The rough-and-tumble ecommerce supply chain can be brutal. Broken packages often mean unusable products. That creates a negative user experience and generates unnecessary waste.
Protective packaging becomes even more important when the product itself is more important — like life-saving pharmaceuticals or laboratory test samples. In this environment of COVID-19, we’re seeing more of these types of shipments as both ecommerce and healthcare activities have intensified.
But we almost never hear people rave when products arrive safely intact.

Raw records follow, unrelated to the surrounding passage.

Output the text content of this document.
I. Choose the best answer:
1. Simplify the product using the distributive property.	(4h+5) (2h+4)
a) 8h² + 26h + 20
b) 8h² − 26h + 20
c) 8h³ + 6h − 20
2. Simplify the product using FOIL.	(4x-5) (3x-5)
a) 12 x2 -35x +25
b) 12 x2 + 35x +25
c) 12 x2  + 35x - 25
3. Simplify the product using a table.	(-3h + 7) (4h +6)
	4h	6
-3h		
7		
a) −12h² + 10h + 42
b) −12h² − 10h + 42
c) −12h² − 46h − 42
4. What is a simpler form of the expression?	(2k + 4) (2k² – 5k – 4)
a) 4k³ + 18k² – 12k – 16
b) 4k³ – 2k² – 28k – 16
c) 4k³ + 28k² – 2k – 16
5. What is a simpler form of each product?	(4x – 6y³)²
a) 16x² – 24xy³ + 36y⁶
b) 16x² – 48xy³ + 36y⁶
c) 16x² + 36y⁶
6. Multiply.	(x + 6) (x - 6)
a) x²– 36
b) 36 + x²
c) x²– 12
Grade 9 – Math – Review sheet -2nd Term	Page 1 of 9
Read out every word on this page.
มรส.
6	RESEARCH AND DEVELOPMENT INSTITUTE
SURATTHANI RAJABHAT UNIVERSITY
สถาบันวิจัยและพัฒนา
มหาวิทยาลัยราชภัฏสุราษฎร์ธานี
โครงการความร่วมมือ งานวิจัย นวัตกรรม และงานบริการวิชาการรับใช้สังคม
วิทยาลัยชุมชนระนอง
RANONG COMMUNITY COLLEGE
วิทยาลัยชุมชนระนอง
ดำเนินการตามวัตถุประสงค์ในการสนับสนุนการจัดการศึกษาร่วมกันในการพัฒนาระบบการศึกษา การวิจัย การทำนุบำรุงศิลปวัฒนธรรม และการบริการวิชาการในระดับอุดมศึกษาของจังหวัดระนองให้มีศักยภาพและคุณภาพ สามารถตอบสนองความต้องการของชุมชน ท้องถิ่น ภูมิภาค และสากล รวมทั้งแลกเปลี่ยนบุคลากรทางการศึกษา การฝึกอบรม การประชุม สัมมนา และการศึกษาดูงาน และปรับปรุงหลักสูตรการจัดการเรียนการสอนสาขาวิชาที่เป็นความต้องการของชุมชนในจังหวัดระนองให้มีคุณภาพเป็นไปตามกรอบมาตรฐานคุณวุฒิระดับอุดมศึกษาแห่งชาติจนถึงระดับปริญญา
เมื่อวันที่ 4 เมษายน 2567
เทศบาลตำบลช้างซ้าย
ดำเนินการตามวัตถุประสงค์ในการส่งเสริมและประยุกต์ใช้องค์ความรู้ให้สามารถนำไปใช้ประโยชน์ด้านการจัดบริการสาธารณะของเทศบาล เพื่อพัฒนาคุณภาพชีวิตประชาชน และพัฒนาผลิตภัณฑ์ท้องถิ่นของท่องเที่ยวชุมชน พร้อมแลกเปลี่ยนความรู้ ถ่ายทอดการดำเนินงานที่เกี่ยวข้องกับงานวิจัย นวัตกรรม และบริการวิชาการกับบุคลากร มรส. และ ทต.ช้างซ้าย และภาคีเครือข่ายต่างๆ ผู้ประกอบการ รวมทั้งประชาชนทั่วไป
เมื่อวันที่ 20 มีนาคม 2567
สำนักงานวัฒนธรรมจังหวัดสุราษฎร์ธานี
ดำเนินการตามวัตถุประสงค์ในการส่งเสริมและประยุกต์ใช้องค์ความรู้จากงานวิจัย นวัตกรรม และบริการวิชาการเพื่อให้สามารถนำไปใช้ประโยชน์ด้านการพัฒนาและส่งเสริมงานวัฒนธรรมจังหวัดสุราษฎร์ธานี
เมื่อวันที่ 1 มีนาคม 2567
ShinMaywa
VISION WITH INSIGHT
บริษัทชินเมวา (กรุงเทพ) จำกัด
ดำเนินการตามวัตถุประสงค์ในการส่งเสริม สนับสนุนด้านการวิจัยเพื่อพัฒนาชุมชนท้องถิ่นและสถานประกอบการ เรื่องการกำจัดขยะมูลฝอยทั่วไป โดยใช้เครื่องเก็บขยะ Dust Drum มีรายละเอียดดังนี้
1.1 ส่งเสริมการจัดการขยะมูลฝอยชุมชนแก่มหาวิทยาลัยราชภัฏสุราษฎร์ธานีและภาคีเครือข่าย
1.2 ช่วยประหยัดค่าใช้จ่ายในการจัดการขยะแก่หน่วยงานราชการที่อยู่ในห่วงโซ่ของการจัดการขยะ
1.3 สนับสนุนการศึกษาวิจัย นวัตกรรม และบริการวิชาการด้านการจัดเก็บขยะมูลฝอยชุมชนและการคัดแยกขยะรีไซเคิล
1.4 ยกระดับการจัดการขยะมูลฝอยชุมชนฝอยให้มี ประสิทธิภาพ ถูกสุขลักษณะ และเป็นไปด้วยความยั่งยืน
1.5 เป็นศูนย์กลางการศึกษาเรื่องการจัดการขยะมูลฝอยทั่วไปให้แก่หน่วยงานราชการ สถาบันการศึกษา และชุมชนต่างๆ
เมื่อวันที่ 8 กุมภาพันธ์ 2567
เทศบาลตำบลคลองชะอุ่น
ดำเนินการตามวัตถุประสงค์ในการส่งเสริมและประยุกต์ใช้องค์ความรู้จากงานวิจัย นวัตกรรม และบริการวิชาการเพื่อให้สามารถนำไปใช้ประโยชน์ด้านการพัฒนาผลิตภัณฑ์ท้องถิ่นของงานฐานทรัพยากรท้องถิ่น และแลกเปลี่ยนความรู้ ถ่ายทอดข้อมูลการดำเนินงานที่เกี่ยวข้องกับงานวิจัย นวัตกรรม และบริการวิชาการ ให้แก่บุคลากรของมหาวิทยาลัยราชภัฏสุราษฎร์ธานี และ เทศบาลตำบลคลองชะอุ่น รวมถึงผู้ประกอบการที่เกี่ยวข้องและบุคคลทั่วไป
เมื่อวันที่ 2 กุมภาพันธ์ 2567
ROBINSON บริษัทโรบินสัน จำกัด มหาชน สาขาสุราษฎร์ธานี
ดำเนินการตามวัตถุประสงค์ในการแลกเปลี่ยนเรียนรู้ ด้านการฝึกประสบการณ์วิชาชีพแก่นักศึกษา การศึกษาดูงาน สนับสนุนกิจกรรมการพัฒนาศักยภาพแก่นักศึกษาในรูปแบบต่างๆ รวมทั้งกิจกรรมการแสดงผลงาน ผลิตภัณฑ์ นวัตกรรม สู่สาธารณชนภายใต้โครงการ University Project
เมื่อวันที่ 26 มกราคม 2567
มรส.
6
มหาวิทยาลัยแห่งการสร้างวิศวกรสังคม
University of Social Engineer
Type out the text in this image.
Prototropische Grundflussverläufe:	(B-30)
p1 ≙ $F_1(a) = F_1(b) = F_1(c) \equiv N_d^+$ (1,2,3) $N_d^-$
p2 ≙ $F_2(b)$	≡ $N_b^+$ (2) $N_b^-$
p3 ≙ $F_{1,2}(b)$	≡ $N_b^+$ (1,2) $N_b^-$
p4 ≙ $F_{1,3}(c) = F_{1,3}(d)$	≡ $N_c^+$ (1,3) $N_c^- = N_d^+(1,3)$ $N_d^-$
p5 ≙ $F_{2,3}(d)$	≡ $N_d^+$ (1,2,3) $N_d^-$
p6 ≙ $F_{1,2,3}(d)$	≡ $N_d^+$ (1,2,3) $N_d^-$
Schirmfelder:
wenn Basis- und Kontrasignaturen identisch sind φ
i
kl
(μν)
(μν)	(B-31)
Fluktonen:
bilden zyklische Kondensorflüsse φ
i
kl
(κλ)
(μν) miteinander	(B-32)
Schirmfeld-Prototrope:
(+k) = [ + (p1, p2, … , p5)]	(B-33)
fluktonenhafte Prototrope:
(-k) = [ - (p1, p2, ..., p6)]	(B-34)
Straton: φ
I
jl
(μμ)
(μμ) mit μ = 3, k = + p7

A search on Twitter for #PackagingSuccess brings up just a handful of posts, with the most recent one from 2018. :(
Everyone is entitled to their opinion, of course. UK lab employee Holly Tipper complained on Twitter earlier this year about over-packaging for a shipment of a 2-milliliter tube of Proteinase K, a fungus-derived recombinant, deeming it a #PackagingFail and #BadPackaging.
In a great example of a productive social media exchange, the manufacturer, Qiagen, says it is working on improving the packaging. And, behold! Marketing savvy packaging supplier Quickbox offers its help.
Perhaps this will ultimately turn into a #PackagingSuccess!